Главная страница «Первого сентября»Главная страница журнала «Библиотека в школе»Содержание №21/2008

Наталья Василькова

фото1

ХОТЬ убейте, не помню, с чего всё началось. Помню только, что сначала они существовали по отдельности: замечательная мама двух мальчиков, Сеньки и Тёмки, по имени Feruza, и Мышь Гликерия, точнее, как и положено, в Живом Журнале (ЖЖ), Mysh_Glikeria, которая… Стоп! Гляну-ка в старые письма…

Ага! Сначала всё-таки была Феруза, мы с нею каким-то образом подружились, нашли много чего душевно-родственного, и – спустя некоторое время – она пригласила меня дружить и с Гликерией, не признаваясь, однако, о своей какой-либо к ней причастности. И только потом… потооом… я узнала, что «Мышиные сказки» написаны тою же Ферузой. А ещё чуть позже, что Феруза на самом деле – Дина Сабитова… С тех пор прошло два с лишним года, много чего напроисходило в жизни Дины и её семьи: Дина сотворила своими руками (а рукодельница она тоже оказалась замечательная) множество красивых вещей; кроме двух мальчиков, у Дины появилась шестнадцатилетняя дочка Люша, принцесса из принцесс, с которой, как со всякой принцессой, тем не менее, бывают всякие сложности, и мама учится успешно их решать; Дина была не просто признана писателем, но и получила премию «Заветная мечта», теперь её знают не только в ЖЖ, её можно услышать по радио и увидеть на экране телевизора… и, наверное, настало время рассказать о ней чуть-чуть подробнее. Только пусть рассказывает она сама.

Биография в беглом пересказе вроде бы совсем простая. Вот.

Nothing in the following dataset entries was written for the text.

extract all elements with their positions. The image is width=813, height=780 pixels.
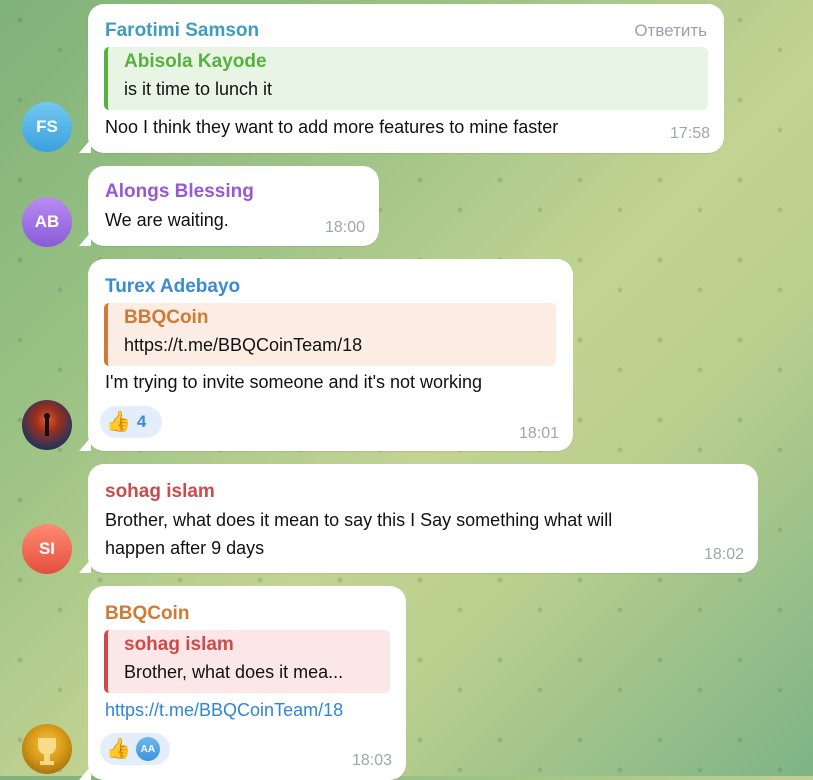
reply-text: Brother, what does it mea...	[124, 662, 344, 682]
message-text: We are waiting.	[105, 210, 229, 230]
message-bubble[interactable]: BBQCoin sohag islam Brother, what does i…	[79, 586, 406, 780]
trophy-icon	[38, 738, 56, 765]
message-bubble[interactable]: Farotimi Samson Ответить Abisola Kayode …	[79, 4, 724, 153]
message-bubble[interactable]: sohag islam Brother, what does it mean t…	[79, 464, 758, 573]
message-time: 18:02	[703, 546, 744, 563]
reaction-chip[interactable]: 👍 AA	[100, 733, 170, 765]
reply-quote[interactable]: BBQCoin https://t.me/BBQCoinTeam/18	[104, 303, 556, 366]
reaction-count: 4	[136, 412, 147, 431]
sender-name[interactable]: sohag islam	[105, 481, 215, 503]
message-bubble[interactable]: Alongs Blessing We are waiting. 18:00	[79, 166, 379, 246]
reply-quote[interactable]: sohag islam Brother, what does it mea...	[104, 630, 390, 693]
message-time: 18:01	[518, 425, 559, 442]
message-text: I'm trying to invite someone and it's no…	[105, 372, 483, 392]
avatar-initials: SI	[38, 539, 56, 558]
sender-name[interactable]: Farotimi Samson	[105, 20, 259, 42]
message-time: 18:00	[324, 219, 365, 236]
thumbs-up-icon: 👍	[106, 738, 131, 760]
reply-text: is it time to lunch it	[124, 79, 273, 99]
avatar[interactable]: FS	[22, 102, 72, 152]
reply-text: https://t.me/BBQCoinTeam/18	[124, 335, 363, 355]
sender-name[interactable]: BBQCoin	[105, 603, 189, 625]
reply-quote[interactable]: Abisola Kayode is it time to lunch it	[104, 47, 708, 110]
message-time: 17:58	[669, 125, 710, 142]
message-bubble[interactable]: Turex Adebayo BBQCoin https://t.me/BBQCo…	[79, 259, 573, 451]
message-text: Noo I think they want to add more featur…	[105, 117, 559, 137]
reply-button[interactable]: Ответить	[634, 21, 707, 41]
message-text-line-2: happen after 9 days	[105, 538, 265, 558]
sender-name[interactable]: Turex Adebayo	[105, 276, 240, 298]
thumbs-up-icon: 👍	[106, 411, 131, 433]
avatar[interactable]	[22, 724, 72, 774]
avatar-initials: AB	[34, 212, 60, 231]
reply-sender: Abisola Kayode	[124, 51, 267, 72]
reply-sender: sohag islam	[124, 634, 234, 655]
message-time: 18:03	[351, 752, 392, 769]
sender-name[interactable]: Alongs Blessing	[105, 181, 254, 203]
reactor-avatar: AA	[135, 737, 160, 761]
avatar[interactable]	[22, 400, 72, 450]
reply-sender: BBQCoin	[124, 307, 209, 328]
message-text-line-1: Brother, what does it mean to say this I…	[105, 510, 613, 530]
avatar[interactable]: SI	[22, 524, 72, 574]
avatar-photo-icon	[44, 413, 50, 436]
avatar[interactable]: AB	[22, 197, 72, 247]
avatar-initials: FS	[36, 117, 58, 136]
reaction-chip[interactable]: 👍 4	[100, 406, 162, 438]
message-link[interactable]: https://t.me/BBQCoinTeam/18	[105, 700, 343, 721]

Короткий вариант, более ранний:

Не было никаких сомнений: у меня родятся две дочки, я защищу докторскую диссертацию, всю жизнь проживу в Казани и вершиной моей карьеры окажется должность зав. кафедрой.

Но неожиданно я стала мамой двух сыновей – Сеньки и Тёмки, живу в Подмосковье и вместо диссертации пишу детские сказки.

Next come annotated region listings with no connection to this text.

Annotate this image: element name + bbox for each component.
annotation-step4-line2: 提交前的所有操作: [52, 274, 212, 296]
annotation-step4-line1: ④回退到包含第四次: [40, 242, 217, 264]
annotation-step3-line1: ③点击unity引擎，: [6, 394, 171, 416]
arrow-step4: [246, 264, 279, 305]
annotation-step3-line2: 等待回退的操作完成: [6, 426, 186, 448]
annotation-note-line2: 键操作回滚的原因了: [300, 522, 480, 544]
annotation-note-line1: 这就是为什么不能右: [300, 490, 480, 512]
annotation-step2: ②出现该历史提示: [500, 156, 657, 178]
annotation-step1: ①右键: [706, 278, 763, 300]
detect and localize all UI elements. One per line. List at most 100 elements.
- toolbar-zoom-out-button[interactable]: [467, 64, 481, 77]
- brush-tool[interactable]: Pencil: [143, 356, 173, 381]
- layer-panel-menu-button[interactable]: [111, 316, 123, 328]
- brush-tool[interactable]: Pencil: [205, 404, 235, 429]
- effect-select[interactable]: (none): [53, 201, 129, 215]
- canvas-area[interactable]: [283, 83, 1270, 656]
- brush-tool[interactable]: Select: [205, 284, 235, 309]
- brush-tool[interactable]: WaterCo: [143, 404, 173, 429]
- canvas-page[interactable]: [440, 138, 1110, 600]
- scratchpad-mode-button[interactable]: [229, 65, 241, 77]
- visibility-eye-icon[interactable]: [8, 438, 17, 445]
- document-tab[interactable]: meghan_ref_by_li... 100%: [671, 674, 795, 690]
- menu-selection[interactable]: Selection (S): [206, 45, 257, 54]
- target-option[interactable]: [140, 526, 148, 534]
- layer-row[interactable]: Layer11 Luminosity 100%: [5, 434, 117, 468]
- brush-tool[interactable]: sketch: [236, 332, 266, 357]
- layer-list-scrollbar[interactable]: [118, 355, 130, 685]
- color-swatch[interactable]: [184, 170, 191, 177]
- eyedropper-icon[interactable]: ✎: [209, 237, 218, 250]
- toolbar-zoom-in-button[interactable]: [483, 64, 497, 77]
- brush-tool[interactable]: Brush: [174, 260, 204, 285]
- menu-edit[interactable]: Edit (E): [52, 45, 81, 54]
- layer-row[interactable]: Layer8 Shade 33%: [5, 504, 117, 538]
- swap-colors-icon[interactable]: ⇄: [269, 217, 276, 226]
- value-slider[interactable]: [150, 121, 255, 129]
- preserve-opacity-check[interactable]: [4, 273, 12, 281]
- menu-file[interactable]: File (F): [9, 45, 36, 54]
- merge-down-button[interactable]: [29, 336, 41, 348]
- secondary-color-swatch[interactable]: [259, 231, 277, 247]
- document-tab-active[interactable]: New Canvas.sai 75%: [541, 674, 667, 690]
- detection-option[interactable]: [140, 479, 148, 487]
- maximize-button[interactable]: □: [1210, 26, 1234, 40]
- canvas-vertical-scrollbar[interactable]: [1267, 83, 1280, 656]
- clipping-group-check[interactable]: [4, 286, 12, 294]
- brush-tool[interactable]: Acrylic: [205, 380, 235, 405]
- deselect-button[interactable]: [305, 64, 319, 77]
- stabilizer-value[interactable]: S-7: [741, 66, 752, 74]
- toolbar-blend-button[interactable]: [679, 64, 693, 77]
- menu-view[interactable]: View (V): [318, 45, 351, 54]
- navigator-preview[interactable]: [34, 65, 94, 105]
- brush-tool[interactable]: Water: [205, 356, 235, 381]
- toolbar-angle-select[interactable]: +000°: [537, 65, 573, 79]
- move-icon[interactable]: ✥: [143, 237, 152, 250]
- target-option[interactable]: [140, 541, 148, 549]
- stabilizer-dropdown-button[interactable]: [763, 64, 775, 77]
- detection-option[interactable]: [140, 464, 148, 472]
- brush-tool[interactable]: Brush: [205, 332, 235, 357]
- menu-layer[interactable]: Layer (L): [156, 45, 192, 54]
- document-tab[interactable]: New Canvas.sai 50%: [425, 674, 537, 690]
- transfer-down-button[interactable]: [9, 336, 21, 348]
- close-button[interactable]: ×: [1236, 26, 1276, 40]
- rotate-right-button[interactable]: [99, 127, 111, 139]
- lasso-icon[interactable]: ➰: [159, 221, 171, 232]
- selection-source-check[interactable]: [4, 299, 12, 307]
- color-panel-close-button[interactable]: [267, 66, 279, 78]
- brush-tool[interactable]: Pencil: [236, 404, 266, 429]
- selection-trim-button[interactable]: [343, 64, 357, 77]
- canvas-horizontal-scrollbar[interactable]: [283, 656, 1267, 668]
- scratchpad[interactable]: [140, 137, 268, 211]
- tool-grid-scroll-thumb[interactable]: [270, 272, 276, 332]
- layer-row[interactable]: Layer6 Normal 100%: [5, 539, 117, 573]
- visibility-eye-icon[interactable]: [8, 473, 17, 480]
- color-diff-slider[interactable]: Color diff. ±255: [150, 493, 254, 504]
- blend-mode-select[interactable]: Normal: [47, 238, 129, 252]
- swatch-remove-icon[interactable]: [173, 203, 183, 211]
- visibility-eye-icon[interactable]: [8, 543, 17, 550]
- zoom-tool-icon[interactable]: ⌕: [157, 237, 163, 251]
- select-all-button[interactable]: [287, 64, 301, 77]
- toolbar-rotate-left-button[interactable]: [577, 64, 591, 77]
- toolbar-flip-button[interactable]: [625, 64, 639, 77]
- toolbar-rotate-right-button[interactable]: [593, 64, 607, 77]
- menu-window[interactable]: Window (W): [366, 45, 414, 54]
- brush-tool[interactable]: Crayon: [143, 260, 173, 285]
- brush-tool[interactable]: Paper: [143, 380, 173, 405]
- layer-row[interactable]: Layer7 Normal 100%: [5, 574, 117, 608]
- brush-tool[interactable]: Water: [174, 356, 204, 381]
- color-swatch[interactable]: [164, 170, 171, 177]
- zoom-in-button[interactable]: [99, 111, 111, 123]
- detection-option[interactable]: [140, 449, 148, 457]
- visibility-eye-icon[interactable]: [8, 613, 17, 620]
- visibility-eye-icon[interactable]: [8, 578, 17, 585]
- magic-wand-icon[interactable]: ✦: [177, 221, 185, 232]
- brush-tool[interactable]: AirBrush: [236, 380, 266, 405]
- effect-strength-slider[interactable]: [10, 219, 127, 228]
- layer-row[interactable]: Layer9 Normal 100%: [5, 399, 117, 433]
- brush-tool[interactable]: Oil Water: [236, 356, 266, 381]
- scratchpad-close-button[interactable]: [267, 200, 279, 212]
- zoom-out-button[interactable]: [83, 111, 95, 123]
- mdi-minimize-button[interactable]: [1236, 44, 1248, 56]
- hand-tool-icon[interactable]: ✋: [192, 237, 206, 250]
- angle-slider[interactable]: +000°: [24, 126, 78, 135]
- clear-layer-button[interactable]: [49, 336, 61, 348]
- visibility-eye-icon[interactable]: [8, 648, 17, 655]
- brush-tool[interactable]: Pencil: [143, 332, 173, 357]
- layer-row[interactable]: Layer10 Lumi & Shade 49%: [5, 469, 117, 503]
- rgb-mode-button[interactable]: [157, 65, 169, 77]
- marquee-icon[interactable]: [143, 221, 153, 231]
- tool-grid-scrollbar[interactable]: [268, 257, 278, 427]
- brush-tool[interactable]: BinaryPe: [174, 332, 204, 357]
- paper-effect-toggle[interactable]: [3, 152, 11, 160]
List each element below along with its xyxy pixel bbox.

Иногда я даже забываю, что в прошлой жизни была филологом, читала лекции и писала умные статьи по прикладной лингвистике.

В этой жизни я смотрю на белые сугробы на улицах нашей деревни, читаю книги, слушаю, как лает на редких прохожих моя собака-дворняжка (почти совсем овчарка), разговариваю с детьми.

И стараюсь никуда не торопиться.

рисунок2

Иллюстрация из ЖЖ Дины Сабитовой

А вот длинный, недавний:

Я родилась в 1969 году.

Мама и папа хотели мальчика.

Папе сказали, что родился мальчик, и он потом разнёс полроддома в поисках наследника.

У меня была сестра. Она не знала, что двухлетних детей нельзя учить читать. И играла со мной в школу, и научила меня читать. Водила в свою библиотеку, брала мне книги на свой абонемент. А потом, когда мне исполнилось четыре года, мне сделали собственный абонемент, и я этим гордилась ужасно. Когда я была маленькая, сестра придумывала для меня сказки про мышат и рисовала к ним картинки. Помню, как она ходила со мной в поликлинику и, чтоб я не плакала и не боялась, на цветных листах бумаги писала и рисовала эти сказки.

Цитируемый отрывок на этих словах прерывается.